The Drug Discovery Unit at Dundee was formed in 2005 specifically to fill the void of research and development of drug targets for diseases of poverty like African sleeping sickness, leishmaniasis, and Chagas’ disease that afflict the developing world.
NOTES TO EDITORS
The University of Dundee is renowned for its academic contributions to tropical disease research. Many disciplines towards the discovery of new therapies for tropical diseases are combined, with 76 scientists working in and collaborating with the Drug Discovery Unit.
The Drug Discovery Unit (www.drugdiscovery.dundee.ac.uk) within the College of Life Sciences at Dundee has been created to respond to a lack of capacity in the UK for early stage drug discovery in the academic sector.

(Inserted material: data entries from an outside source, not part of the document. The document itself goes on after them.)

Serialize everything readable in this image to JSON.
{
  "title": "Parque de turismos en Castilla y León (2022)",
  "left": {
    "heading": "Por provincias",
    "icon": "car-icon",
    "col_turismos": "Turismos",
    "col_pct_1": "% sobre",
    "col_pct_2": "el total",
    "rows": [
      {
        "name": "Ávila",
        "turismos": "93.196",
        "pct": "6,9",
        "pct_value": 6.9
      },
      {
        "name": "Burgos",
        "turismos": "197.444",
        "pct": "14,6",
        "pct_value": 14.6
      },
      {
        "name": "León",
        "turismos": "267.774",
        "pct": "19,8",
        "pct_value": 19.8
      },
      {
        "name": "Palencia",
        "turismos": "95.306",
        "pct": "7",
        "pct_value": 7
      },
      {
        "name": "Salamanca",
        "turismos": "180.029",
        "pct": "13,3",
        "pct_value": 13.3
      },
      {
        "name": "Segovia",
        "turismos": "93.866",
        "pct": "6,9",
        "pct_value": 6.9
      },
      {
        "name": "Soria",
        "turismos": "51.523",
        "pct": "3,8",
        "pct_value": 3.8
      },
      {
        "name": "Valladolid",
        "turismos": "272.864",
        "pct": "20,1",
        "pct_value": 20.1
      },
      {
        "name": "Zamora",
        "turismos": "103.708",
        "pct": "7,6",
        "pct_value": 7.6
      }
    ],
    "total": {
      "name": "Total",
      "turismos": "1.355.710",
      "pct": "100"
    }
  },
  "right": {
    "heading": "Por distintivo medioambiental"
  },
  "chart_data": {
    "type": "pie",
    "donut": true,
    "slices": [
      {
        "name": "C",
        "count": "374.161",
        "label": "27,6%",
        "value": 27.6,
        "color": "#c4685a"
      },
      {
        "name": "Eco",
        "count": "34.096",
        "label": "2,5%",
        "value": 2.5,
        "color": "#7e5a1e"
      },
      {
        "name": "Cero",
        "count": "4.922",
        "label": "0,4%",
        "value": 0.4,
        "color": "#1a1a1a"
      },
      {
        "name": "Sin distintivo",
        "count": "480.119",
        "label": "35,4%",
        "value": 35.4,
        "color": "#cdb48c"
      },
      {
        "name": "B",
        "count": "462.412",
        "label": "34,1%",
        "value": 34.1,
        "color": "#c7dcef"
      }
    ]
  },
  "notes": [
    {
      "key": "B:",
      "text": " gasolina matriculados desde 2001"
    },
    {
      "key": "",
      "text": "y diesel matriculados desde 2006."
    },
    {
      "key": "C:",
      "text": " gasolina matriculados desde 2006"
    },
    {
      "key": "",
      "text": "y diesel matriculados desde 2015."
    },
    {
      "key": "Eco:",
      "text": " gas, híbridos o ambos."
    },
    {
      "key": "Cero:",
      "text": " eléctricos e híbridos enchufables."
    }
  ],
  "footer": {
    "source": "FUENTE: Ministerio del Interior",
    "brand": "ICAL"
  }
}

The DDU’s aim is to translate basic science into lead compounds to validate putative drug targets, to use as tools to investigate disease pathways and, when appropriate, advance to pre-clinical drug candidates.
The drug discovery programme at the University matches the goals of both the Drugs for Neglected Diseases Initiative (www.dndi.org) and the UNICEF-UNDP-World Bank-WHO Special Programme for Research and Training in Tropical Diseases.
The Drug Discovery Unit, from inception and including the construction and equipping of the new state-of-the-art laboratories, is expected to cost around £25 million to 2016. Investors include the Wellcome Trust, the Scottish Funding Council, The Wolfson Foundation, The European Regional Development Fund, the Drugs for Neglected Diseases Initiative and the University itself.
The full reference for this Open Access publication is Sokolova AY, Wyllie S, Patterson S, Oza SL, Read KD, Fairlamb AH. Cross-resistance to nitro drugs and implications for treatment of human African trypanosomiasis. Antimicrob Agents Chemother 2010 Jul;54(7):2893-900.